One thought on “County and courts join for dispute resolution program

  1. Bill Smith says:

    I had to laugh at this Mt. Democrat article and some newly hired EDC CAO office bureaucrat’s assessment of the County Court’s ADR system as being highly successful in reducing the backlog of civil cases.

    My business partners and I who had the utmost integrity in our community were the first to be forced into the County’s ADR process back in 1994, as we were being sued by an unscrupulous person, waiting to go to trial and a local judge wouldn’t grant us summary judgment from the unscrupulous litigant’s frivolous civil action against us. My partners and I were being held hostage by an unscrupulous litigant who was using the Court system to extort us in a real estate law case and went on to do it for nearly 5 years. Had that judge done his job and granted summary judgment, my partners and I would have been saved 5 years of frivolous litigation and shakedown by our legal system. Unfortunately, our Superior Court system seems to supporsuch frivolous litigation and seems to ignore the rules of the law that a Judge could follow to free up the court docket. The system seems to support of the attorney brotherhood getting more billable hours and defendants being forced to partake in an Alternative Dispute Resolution shakedown process, before moving on to a real court trial.

    As a guinea pig of the County’s very first ADR, I recall quite well the panel of local attorneys that had been asked to sit on this mock ADR panel in the EDC Supervisor’s chambers and who didn’t even attempt to follow the strict civil codes of the law, but instead tried to instill some type of socialistic resolution whereby my partners would give the uncivil assailant holding us hostage a portion of our property for free. I then recall being forced to drive to South Lake Tahoe one cold, icy winter morning and hear Judge Terrence Finney’s solution that my real estate partners ought to take in the frivolous litigant as a partner in our business and property…whom I responded, “why don’t we just invite the Devil into our homes too!”

    The ADR process can be likened to a Kangaroo Court and could have been better mediated on the Jerry Springer show. I liken it very much to how the State of California conducts its own ADR’s whereby some cherry picked attorney hired by the State for a predisposed legal outcome, who often is not knowledgeable in the complicated matter they are overseeing, plays judge, jury and executioner and the defendant is often caught up in a contrived, non-legal adjudicated determination that doesn’t follow the strict codes of the law or BAJI (Jury Instructions for Judges and Attorneys), now replaced by CACI (California Civil Jury Instructions). What most people don’t understand is that you don’t have to participate in these ADR’s and just demand a court trial.
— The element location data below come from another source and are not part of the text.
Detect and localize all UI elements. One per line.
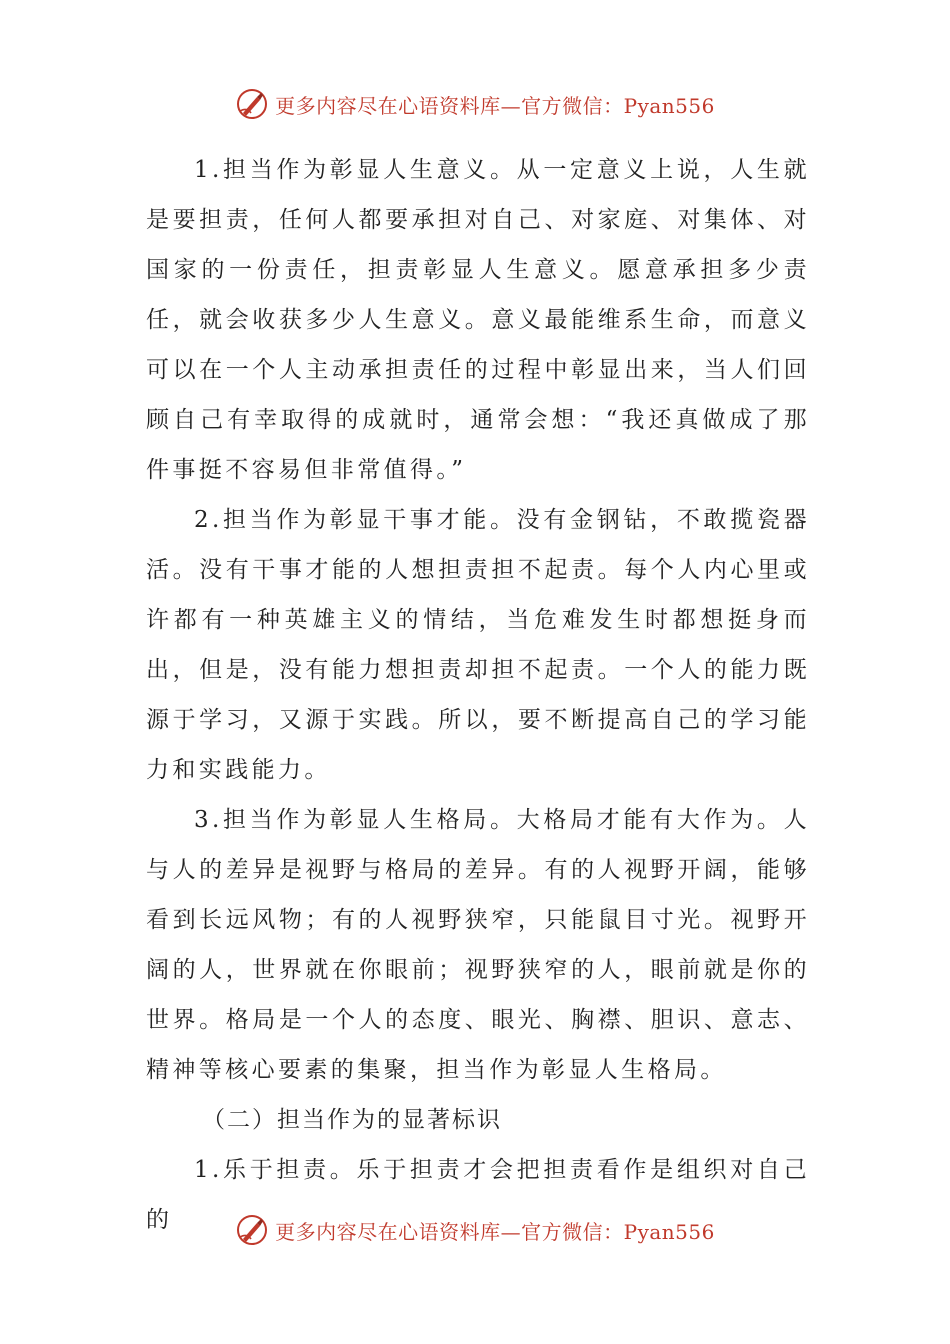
- paragraph-4: 1.乐于担责。乐于担责才会把担责看作是组织对自己的: [146, 1157, 810, 1233]
- section-heading: （二）担当作为的显著标识: [202, 1107, 502, 1133]
- paragraph-3: 3.担当作为彰显人生格局。大格局才能有大作为。人与人的差异是视野与格局的差异。有的人视野开阔，能够看到长远风物；有的人视野狭窄，只能鼠目寸光。视野开阔的人，世界就在你眼前；视野狭窄的人，眼前就是你的世界。格局是一个人的态度、眼光、胸襟、胆识、意志、精神等核心要素的集聚，担当作为彰显人生格局。: [146, 807, 810, 1083]
- paragraph-2: 2.担当作为彰显干事才能。没有金钢钻，不敢揽瓷器活。没有干事才能的人想担责担不起责。每个人内心里或许都有一种英雄主义的情结，当危难发生时都想挺身而出，但是，没有能力想担责却担不起责。一个人的能力既源于学习，又源于实践。所以，要不断提高自己的学习能力和实践能力。: [146, 507, 810, 783]
- header-watermark-banner: [0, 84, 950, 124]
- footer-watermark-banner: [0, 1210, 950, 1250]
- paragraph-1: 1.担当作为彰显人生意义。从一定意义上说，人生就是要担责，任何人都要承担对自己、对家庭、对集体、对国家的一份责任，担责彰显人生意义。愿意承担多少责任，就会收获多少人生意义。意义最能维系生命，而意义可以在一个人主动承担责任的过程中彰显出来，当人们回顾自己有幸取得的成就时，通常会想：“我还真做成了那件事挺不容易但非常值得。”: [146, 157, 810, 483]
- pen-logo-icon: [235, 1213, 269, 1247]
- banner-text: 更多内容尽在心语资料库—官方微信：Pyan556: [275, 1219, 715, 1244]
- banner-text: 更多内容尽在心语资料库—官方微信：Pyan556: [275, 93, 715, 118]
- pen-logo-icon: [235, 87, 269, 121]
- document-body: [146, 145, 810, 1245]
    It’s a shame that our Court judges don’t seem to want to grant you Summary Judgment or use other legal methods granted to them to obtain a quick resolution to your case and instead force you into these contrived ADR processes and coddle frivolous litigants. You will hear the usual complaints out of them that they have too much workload, have to give priority to criminal cases, that the courts are too busy with criminal cases, etc., etc.

    All I can tell you is that since 1994 our local Court system budget and bureaucracy has swelled, the CAO’s office has swelled, the Court system has become much more computerized, the County created an Office of the Courts staffed with more bureaucrats, they spend millions of dollars a year on Court House improvements but the system doesn’t seem to get better and is still log jammed – I liken it to a fiefdom. I am not saying that our Judges don’t work hard, but they seem to not want to use the methods already granted to them and take action, it’s too easy to push off a summary judgment decision onto an ADR process.

    For innocent defendants of frivolous civil litigation, the ADR process is nothing more than a Shakedown Process that rewards frivolous litigants and penalizes law abiding citizens. Don’t stand for it and demand a Jury Trial that follows the law.